There are few reports in the literature evaluating the efficacy of cBMA in conjunction with DBM to promote fracture healing. To our knowledge, this is the first cohort comparison to evaluate the combined use of PRP, cBMA, DBM, and the Ilizarov method in patients with various comorbidities; there was a significant reduction in external fixator time and time to healing. Several reports in the literature suggest the use of PRP on chronic wounds or at postoperative incisions promotes antimicrobial activity, and reduces infection [20]. There was a trend suggested here as no patients in the cBMA Group required oral antibiotics for superficial skin infections.

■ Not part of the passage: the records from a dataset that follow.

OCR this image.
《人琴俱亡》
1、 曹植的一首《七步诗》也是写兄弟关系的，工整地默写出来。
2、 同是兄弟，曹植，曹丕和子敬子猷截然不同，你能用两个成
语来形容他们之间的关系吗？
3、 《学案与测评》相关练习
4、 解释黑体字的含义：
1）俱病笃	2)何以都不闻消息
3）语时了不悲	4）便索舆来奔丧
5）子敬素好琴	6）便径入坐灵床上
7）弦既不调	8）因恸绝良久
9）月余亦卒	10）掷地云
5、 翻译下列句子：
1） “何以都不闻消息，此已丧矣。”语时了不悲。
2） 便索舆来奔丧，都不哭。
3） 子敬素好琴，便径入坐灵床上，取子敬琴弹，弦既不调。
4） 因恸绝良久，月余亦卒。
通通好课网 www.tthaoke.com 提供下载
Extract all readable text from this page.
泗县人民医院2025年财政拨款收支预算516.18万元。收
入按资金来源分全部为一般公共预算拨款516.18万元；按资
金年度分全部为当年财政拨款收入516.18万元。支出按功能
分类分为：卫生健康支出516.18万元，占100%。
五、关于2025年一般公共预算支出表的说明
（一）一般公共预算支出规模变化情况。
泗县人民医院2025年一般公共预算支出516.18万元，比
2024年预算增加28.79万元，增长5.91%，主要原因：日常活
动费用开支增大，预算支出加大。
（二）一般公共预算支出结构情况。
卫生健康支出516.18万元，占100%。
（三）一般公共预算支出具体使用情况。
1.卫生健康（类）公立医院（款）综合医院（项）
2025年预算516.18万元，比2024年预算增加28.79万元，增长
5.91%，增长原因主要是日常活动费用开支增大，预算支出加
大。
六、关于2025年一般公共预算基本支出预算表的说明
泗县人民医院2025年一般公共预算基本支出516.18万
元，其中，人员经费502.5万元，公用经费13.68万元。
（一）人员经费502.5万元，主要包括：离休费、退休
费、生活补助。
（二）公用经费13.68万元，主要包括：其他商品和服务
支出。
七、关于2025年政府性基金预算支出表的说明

The limitations of this study include the retrospective nature, the limited number of patients, and the time points at which data were collected. Another factor, currently under investigation in our research group, is the potential variability in the number of progenitor cells (MSCs and HSCs) in a sample of cBMA from each patient. In the population studied, the presence of multiple comorbidities introduces the possibility that patients in the cBMA Group with delayed healing had suboptimal numbers of progenitor cells in their cBMA sample; a larger sample size will be required as well as prior progenitor cell analysis so that patients can be randomized according to progenitor cell number.

In conclusion, the use of DBM saturated with cBMA in combination with the Ilizarov technique results in an 85 % healing rate in approximately 4 months. We conclude this strategy is safe, reliable, and effective with good clinical outcomes for the treatment for complex fractures in patients with significant comorbidities.